Well as you can tell a very nervous one. But if you don’t take risks how are you ever going to learn. And lets face it my world isn’t going to end if I lose a few plants to slugs. I’ll be annoyed but I will survive. Having edited a book compiling at least 70 different organic techniques for controlling slugs (The Little Book of Slugs) and knowing through my Bug-the-Slug campaign that what works for some people does not work for others I’m trying to find out what happens if you strip the slug problem bare of those things we have come to rely on. I’m asking the question – do we need to clutter our gardens up with all these extras or will a few simple tricks based on our understanding of slug habits do the job. It’s a question I might live to regret.

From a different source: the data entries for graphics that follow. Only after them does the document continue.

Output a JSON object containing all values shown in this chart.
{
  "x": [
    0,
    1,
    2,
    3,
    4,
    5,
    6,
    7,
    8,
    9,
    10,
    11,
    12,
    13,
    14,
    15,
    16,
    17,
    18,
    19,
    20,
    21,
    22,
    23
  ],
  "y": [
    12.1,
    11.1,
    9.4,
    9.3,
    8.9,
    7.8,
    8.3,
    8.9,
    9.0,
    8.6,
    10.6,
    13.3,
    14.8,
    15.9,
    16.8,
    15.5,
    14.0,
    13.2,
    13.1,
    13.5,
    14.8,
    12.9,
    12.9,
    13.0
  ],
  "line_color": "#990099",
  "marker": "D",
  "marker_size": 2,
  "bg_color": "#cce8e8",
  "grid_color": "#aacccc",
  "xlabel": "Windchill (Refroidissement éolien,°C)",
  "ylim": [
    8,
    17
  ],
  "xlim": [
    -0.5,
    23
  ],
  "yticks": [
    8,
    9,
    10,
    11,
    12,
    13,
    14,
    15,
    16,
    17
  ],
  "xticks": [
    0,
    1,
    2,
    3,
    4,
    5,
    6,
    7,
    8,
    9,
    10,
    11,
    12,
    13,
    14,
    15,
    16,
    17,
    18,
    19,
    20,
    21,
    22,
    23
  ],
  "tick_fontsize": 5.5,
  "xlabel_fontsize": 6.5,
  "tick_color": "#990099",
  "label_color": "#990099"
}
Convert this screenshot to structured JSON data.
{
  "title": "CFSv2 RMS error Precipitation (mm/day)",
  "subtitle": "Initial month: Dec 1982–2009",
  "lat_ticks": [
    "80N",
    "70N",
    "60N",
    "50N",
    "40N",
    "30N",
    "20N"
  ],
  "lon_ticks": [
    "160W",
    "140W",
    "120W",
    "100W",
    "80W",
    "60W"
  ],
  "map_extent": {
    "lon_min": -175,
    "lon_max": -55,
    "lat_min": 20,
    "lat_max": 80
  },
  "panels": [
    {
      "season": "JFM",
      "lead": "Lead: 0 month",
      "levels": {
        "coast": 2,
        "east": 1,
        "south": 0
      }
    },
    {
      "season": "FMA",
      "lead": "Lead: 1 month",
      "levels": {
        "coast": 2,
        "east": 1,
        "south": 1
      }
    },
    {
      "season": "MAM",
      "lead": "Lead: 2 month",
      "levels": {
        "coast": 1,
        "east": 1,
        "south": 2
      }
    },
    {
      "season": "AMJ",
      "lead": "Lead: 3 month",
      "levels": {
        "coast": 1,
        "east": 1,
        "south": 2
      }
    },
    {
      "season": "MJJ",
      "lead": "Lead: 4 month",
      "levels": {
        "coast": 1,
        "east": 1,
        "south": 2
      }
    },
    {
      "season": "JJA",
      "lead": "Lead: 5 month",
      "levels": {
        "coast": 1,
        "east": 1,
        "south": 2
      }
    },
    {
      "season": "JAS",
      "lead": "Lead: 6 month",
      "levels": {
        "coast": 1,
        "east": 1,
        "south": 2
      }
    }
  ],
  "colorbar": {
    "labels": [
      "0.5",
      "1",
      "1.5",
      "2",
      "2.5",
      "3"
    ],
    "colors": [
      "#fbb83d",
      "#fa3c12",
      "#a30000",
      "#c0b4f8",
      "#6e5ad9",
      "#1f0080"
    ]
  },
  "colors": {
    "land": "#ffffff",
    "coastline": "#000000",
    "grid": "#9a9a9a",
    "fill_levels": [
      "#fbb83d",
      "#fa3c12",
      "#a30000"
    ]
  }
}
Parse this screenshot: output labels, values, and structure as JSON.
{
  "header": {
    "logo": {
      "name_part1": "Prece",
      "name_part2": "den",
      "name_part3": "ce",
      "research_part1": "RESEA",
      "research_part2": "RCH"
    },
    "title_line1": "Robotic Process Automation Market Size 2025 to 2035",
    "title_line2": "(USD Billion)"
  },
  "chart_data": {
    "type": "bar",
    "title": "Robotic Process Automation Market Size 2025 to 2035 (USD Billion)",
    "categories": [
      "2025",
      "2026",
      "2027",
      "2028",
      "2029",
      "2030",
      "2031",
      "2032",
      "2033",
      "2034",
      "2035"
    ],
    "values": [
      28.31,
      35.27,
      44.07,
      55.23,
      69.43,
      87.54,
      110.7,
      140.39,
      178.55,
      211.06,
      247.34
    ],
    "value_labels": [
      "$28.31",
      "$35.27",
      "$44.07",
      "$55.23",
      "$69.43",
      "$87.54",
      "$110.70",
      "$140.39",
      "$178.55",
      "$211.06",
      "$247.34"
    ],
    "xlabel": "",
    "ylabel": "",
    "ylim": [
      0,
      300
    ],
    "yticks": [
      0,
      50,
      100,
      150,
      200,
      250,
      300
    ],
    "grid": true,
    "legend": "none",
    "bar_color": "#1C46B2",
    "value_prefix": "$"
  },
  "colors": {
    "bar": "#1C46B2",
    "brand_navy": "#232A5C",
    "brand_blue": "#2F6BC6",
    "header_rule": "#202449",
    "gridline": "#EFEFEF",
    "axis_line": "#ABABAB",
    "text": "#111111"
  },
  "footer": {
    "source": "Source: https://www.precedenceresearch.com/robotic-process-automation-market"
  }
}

My experiment actually started two years ago – during the drought (and I’m sure will go on for several more!). It was so dry I didn’t bother taking extra precautions against slugs – such as setting up traps or laying barriers. There was no need. Slugs hate dry conditions and wont crawl over dry soils to look for food. They prefer to hide out in clumps of weeds, long grass or any area with rich, damp vegetation. I kept my beds weed free, hoed regularly (thus disturbing the trails which slugs follow back to their prey and any slug eggs they might lay just beneath the surface) and occasionally removed any slugs or snails I found up there on night patrols. And this worked. I didn’t lose a thing, either during the early growth stage when they are most vulnerable to attack or in fact throughout the whole growing season.

This year I’ve taken the extra step of leaving some cut comfrey around the beds to act as a slug decoy. Slugs love to eat comfrey. Cut a bunch of stems off the plant, leave them to wilt in the sun for a couple of days, go and have a look at night and you’ll see slugs and snails happily chomping away at the pile. Having drawn the slugs to one place it’s easier to pick them off and take them somewhere else. Although – having spent some time watching them – it may be ok to just leave them to it. They don’t seem interested in the living plants when they have some decomposing comfrey to chew on. Keep topping the comfrey pile up every few days with newly cut comfrey, especially if its very dry and the comfrey loses all its moisture.

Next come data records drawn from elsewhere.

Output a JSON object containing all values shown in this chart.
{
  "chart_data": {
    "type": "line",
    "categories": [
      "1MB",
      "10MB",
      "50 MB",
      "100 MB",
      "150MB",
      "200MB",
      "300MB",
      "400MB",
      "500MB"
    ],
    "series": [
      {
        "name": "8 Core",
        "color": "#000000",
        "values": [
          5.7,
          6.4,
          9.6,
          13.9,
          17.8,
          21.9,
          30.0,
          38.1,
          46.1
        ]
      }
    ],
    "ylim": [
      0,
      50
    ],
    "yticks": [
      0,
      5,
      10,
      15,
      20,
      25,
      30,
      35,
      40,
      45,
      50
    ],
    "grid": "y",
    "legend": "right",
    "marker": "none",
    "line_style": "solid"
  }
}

I’ve placed the comfrey at the edge of the wild area of the garden and left a foot of open ground between the comfrey and the seedlings, a kind of border control area in which toads, frogs and slow worms – all predators of slugs – patrol. Any slugs trying to cross this area will have to run the gauntlet with these natural predators.

Of course there isn’t a one solution fits all approach to slug control and if you’ve got a big border full of hostas or a greenhouse bench full of vulnerable seedlings you might need to do things differently. Having neither I’ll leave that experiment to someone else. But for your average veggie plot developing an approach that allows you to use natural resources harvested from your own garden will save you money and help you to be more self reliant. I’ll let you know how I get on.